Ethics and organ transplants

  • If an organ is severely damage it can be replaced by a donated natural organ. Many people die every year waiting for transplants so the doctors need to decide carefully who to operate on.
  • There is a shortage of organ donors in the UK. Some people say it should be made easier for doctors to use the organs of people who have died as now family’s consent is required before they can use the organs for transplant.
  • Doctors use scientific criteria to consider the likelihood of success of a transplant:
    • have similar tissues (same sort of antigens so the organ would not be attacked)
    • Are similar ages (child’s organ less likely to be successful in an adult’s organ)
    • Geographically close – quicker the organ is transplanted the more likely the operation will be successful.
    • If the patient is very ill, they won’t be considered over a person who is healthier as they would be more likely to survive the operation.

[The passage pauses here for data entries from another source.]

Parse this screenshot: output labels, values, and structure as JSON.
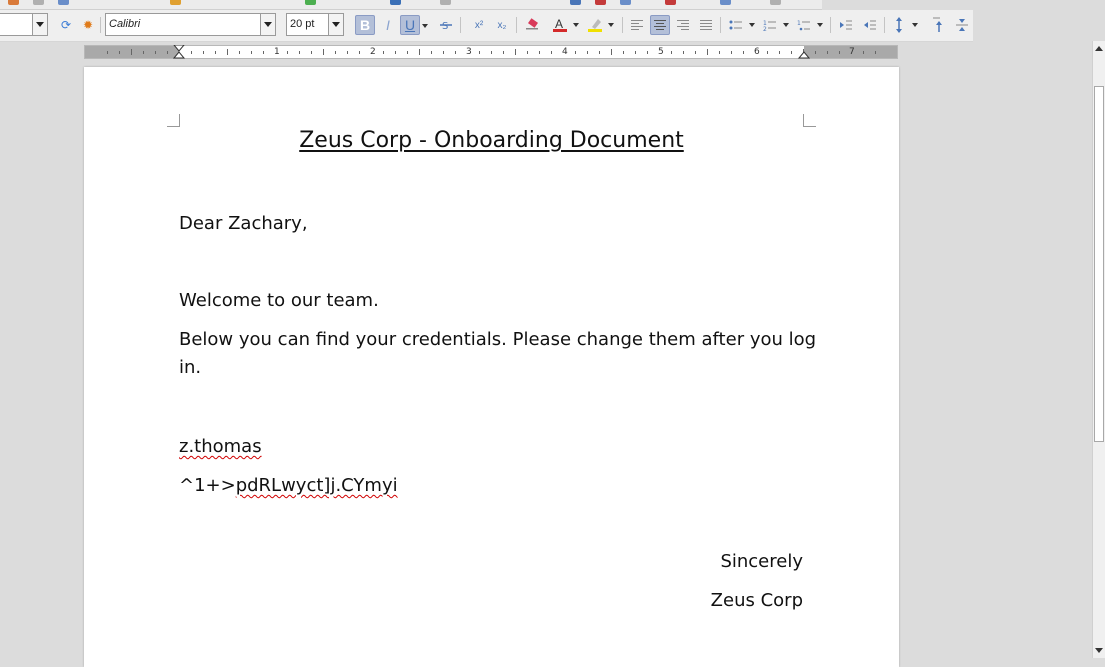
{
  "toolbar": {
    "paragraph_style": "",
    "font_name": "Calibri",
    "font_size": "20 pt",
    "bold_label": "B",
    "italic_label": "I",
    "underline_label": "U",
    "superscript_label": "x²",
    "subscript_label": "x₂",
    "ruler_numbers": [
      "1",
      "2",
      "3",
      "4",
      "5",
      "6",
      "7"
    ]
  },
  "document": {
    "title": "Zeus Corp - Onboarding Document",
    "greeting": "Dear Zachary,",
    "welcome": "Welcome to our team.",
    "instructions_line1": "Below you can find your credentials. Please change them after you log",
    "instructions_line2": "in.",
    "username": "z.thomas",
    "password": "^1+>pdRLwyct]j.CYmyi",
    "closing": "Sincerely",
    "signature": "Zeus Corp"
  },
  "colors": {
    "font_color": "#d42a2a",
    "highlight_color": "#f0e000",
    "spellcheck": "#d00000",
    "active_button": "#b3bfd8"
  }
}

  • People may also have to be considered if they will change their lifestyle:
    • Alcoholics have to prove they can stay off alcohol for more than six months outside hospital.
    • Obese people will have to lose weight.
  • Some people believe those who have harmed their own organs through smoking, drinking etc. don’t deserve an organ transplant as much as those people whose organs have been damaged through illness. However, transplant guidelines are not based on who would “deserve” a transplant but who is most likely to benefit.